Juggalos Win Standing to Fight Gang Label

(CN) – ­Insane Clown Posse has standing to challenge the FBI’s classification of the hip-hop duo’s fans, known as Juggalos, as a “hybrid gang,” the Sixth Circuit ruled Thursday.
     The Detroit-based group’s members, Joseph Bruce aka Shaggy 2 Dope and Joseph Utsler aka Violent J, and four self-identified Juggalos sued the U.S. Department of Justice and the FBI this past January in Detroit.
     “State and local police routinely stop, detain, interrogate, photograph and document people like plaintiffs, who do not have any connections to gangs, because they have exercised their First Amendment rights to express their identity as Juggalos by displaying Juggalo symbols,” the lawsuit said. “Other Juggalos, including plaintiff Scott Gandy, have been denied consideration for employment because of the gang designation. The designation has a chilling effect on Juggalos’ ability to express themselves and to associate with one another.”
     The FBI’s 2011 National Gang Threat Assessment described how a suspected Juggalo shot and wounded a King County, Wash. couple in January 2011. The report also says two suspected Juggalos were charged in January 2010 for allegedly beating and robbing an elderly homeless man.
     Five of the six plaintiffs complained of harassment by third-party law enforcement, not the defendants DOJ or FBI. In one case, a Tennessee state trooper questioned a man regarding the ICP “hatchetman” symbol on his truck. In another, police in Citrus Heights and Sacramento, Calif., questioned a fan about his Juggalo tattoos and merchandise.
     U.S. District Judge Robert Cleland dismissed the complaint last year, finding that neither the performers nor their fans have standing.
     But the Sixth Circuit revived the suit Thursday, reversing the lower court and ruling that the stigma of a gang label gives the Juggalos standing to sue.

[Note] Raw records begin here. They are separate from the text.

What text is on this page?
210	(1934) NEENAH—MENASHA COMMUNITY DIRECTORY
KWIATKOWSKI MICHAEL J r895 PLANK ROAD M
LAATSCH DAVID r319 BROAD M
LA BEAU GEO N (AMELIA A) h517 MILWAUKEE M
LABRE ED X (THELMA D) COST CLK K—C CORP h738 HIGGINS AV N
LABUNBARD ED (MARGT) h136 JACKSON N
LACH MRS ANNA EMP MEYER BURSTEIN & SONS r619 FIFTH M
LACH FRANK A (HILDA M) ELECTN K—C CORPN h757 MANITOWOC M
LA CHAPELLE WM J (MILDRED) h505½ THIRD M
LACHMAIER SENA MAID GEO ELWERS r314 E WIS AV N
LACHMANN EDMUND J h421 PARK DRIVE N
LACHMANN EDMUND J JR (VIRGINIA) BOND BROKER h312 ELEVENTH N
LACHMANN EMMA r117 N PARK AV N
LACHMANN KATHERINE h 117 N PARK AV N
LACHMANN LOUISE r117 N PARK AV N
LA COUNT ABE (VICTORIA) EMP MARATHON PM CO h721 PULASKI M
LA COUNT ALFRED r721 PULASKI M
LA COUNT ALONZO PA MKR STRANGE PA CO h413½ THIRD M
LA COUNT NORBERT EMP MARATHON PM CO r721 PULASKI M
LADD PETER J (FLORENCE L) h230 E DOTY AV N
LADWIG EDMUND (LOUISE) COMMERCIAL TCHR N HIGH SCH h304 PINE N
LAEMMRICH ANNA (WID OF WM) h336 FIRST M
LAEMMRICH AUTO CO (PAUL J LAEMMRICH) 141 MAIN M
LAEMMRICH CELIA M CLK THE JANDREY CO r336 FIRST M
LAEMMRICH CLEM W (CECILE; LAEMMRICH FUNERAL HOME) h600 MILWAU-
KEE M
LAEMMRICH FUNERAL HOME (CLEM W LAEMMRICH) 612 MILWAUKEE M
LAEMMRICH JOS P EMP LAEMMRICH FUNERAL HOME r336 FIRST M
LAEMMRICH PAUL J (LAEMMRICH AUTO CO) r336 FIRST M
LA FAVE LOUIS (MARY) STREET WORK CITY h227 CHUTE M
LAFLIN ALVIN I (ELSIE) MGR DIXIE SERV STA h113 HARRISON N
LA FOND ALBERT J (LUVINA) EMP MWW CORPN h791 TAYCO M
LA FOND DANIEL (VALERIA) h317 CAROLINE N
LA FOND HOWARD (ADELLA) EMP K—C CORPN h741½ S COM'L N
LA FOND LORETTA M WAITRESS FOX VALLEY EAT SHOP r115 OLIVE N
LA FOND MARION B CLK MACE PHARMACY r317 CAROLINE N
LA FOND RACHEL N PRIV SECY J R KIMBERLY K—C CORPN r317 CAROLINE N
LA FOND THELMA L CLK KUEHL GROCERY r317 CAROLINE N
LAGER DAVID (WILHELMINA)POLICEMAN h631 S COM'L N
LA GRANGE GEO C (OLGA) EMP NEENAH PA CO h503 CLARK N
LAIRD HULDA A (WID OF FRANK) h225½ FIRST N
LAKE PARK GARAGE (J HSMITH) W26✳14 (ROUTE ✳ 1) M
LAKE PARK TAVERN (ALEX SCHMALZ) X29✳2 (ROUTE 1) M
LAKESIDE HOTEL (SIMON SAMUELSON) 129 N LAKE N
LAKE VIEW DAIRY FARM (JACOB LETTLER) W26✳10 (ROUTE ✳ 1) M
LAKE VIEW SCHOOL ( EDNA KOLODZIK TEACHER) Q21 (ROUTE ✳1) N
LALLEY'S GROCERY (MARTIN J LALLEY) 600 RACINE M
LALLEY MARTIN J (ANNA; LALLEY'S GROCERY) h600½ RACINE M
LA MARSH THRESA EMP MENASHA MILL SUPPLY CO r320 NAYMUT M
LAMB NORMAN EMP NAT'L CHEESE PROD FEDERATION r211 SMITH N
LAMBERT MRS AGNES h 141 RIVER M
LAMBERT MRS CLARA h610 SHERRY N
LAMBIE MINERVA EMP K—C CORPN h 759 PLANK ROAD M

     “The Juggalos’ allegations that their First Amendment rights are being chilled are accompanied by allegations of concrete reputational injuries resulting in allegedly improper stops, detentions, interrogations, searches, denial of employment, and interference with contractual relations. Stigmatization also constitutes an injury in fact for standing purposes,” U.S. District Judge Edmund Sargus, sitting by designation, wrote.
     The unanimous panel compared the Juggalos’ predicament to a precedential case where a man was allowed to challenge his placement on a child-abuser registry due to the stigma such a designation placed upon him.
     In addition, the Juggalos have reasonably shown that the “injurious third-party actions were motivated by the DOJ gang designation,” even if four individual states have separately designated the Juggalos as a gang, the Cincinnati-based appeals court found. Some of the alleged incidents occurred in states that had not designated Juggalos as a gang, the ruling states.
     The three-judge panel found it reasonable to assume that a court order declaring the FBI’s gang designation unconstitutional would alleviate the public perception of Juggalos as a criminal group.
     “The declaration the Juggalos seek would likely combat at least some future risk that they would be subjected to reputational harm and chill due to the force of the DOJ’s criminal gang or gang-like designation,” Sargus wrote.